Tous ceux que nous avons approchés de par le monde ont vraiment adhéré à l’idée, et nous avons pu très vite bâtir une coalition de quelques centaines d’organisations. L’idée d’une interdiction mondiale des armes nucléaires a vraiment trouvé un écho et c’était exaltant pour moi. J’étais étudiant à l’université, j’étudiais le droit international, l’idée de faire partie d’un mouvement qui allait créer un nouveau droit international pour répondre à l’un des plus grands défis rencontrés par l’humanité, était enthousiasmante.

C’était la première fois que je visitais le siège des Nations Unies en 2007, quand nous avons lancé officiellement la campagne. Voir les gouvernements dans la salle, constater qu’ils ne faisaient pas vraiment ce qu’ils devaient faire, m’a ouvert les yeux et m’a démontré l’importance du mouvement de la société civile.

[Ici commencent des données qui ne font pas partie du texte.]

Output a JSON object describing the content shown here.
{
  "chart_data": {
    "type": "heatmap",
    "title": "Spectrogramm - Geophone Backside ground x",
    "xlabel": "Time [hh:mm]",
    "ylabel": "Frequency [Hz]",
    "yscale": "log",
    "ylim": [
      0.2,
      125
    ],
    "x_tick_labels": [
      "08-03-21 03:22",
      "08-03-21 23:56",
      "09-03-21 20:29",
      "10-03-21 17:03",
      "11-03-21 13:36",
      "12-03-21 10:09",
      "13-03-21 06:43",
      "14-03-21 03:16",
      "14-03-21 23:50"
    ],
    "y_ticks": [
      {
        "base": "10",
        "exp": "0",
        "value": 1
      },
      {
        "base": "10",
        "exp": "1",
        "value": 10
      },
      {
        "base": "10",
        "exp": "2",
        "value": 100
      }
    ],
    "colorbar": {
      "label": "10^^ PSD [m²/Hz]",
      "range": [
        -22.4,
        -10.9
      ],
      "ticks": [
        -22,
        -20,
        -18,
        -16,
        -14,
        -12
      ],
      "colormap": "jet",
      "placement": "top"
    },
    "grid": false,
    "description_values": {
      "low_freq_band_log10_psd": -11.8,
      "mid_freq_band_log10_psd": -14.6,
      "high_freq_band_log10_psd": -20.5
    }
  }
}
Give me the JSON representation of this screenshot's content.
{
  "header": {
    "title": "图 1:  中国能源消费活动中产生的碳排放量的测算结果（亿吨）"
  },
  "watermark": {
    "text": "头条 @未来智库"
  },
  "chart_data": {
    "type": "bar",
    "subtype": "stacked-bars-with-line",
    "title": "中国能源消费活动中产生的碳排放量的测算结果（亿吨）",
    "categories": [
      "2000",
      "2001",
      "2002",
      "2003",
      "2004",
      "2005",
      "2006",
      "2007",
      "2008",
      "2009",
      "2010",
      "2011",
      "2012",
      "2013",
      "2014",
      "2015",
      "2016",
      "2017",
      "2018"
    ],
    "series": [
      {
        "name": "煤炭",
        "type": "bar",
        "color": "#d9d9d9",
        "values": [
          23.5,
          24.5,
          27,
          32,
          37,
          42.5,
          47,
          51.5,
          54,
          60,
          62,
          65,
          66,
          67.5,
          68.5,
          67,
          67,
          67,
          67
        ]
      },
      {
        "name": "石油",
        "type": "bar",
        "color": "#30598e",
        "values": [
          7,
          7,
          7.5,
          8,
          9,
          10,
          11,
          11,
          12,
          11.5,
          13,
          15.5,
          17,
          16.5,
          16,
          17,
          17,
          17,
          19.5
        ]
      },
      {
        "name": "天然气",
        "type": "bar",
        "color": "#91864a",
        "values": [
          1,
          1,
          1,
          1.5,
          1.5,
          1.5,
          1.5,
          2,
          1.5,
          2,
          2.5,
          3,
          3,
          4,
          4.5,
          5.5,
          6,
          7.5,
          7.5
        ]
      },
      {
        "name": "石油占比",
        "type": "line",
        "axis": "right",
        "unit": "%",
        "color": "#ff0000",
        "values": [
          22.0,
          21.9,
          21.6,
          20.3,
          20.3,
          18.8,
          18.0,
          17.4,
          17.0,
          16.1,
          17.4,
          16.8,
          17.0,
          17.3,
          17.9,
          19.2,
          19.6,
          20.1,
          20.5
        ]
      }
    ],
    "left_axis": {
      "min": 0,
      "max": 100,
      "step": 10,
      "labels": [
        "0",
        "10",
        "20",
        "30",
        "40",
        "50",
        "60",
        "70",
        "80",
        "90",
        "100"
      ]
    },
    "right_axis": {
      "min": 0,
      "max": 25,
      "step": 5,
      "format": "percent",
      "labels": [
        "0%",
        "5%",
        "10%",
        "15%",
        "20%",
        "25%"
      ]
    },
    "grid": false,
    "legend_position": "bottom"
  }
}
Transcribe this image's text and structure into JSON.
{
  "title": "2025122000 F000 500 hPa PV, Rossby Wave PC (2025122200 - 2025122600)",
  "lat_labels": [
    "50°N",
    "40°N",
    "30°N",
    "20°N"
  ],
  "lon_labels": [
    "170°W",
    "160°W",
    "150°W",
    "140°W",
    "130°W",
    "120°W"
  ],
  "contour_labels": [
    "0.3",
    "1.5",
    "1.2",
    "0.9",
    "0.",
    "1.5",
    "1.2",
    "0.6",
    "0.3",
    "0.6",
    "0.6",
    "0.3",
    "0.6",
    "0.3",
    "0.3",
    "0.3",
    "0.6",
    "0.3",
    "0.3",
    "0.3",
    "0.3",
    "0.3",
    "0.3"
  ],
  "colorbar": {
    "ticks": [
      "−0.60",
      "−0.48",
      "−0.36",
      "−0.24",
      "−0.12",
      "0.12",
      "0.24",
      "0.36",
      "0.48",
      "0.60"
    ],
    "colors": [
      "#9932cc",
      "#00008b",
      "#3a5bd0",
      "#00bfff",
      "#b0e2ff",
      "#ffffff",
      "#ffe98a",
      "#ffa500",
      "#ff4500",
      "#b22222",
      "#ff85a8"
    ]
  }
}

Nous ne pouvons pas abandonner aux gouvernements la responsabilité de faire ce qu’il faut, je me souviens que l’un des ambassadeurs rencontrés m’a déclaré que rien ne changerait, à moins d’une autre attaque nucléaire.

En résumé, nous avions besoin d’assister à l’incinération de centaines de milliers de personnes, peut-être des millions, avant que les gouvernements se réveillent et trouvent la volonté de s’occuper de ce problème de l’armement nucléaire.

Pour moi, c’était tellement horrible et perturbant que cela m’a déterminé à réussir. Je pense qu’il se trouvait de nombreuses personnes partageant cet objectif de vraiment changer le débat diplomatique et d’augmenter l’attention publique mondiale sur la menace qui pèse sur nous.

Comment ICAN s’est-il développé à cette époque en Australie ?

Depuis le début, nous voulions inviter des organisations qui n’étaient pas nécessairement déjà impliquées dans le désarmement nucléaire, mais œuvraient à des buts plus ou moins liés à ce que nous tentions d’obtenir.

Donc nous avons pris contact avec les syndicats, avec les Églises et les groupes environnementalistes, les groupes humanitaires, et nous leur avons dit qu’il s’agit d’une question qui va profondément affecter ce qu’ils font, que si nous travaillions tous ensemble, nous pourrions vraiment progresser vers un monde sans armes nucléaires.

Et la seule manière d’obtenir l’élimination de ces armes est de former un mouvement mondial, puisque nous ne pourrons pas faire face aux conséquences d’une guerre nucléaire, le seul choix que nous avons est de la prévenir.

Nous avons bien sûr écrit à ces organisations et utilisé les réseaux existants, mais nous avons aussi voyagé autour du monde pour informer les gens au sujet de cette nouvelle campagne que nous lancions, pour les inviter à y participer et avons imaginé des moyens d’intégrer les contributions de tous dans un effort global.

Nous avons pris la parole devant les Nations Unies, devant des parlement nationaux, dans les médias, nous avons informé des journalistes, nous avons fait tout ce que nous pouvions pour faire savoir qu’ICAN existe et que le temps était venu de l’interdiction des armes nucléaires.

Comment fait ICAN pour avoir tant de succès chez les jeunes ?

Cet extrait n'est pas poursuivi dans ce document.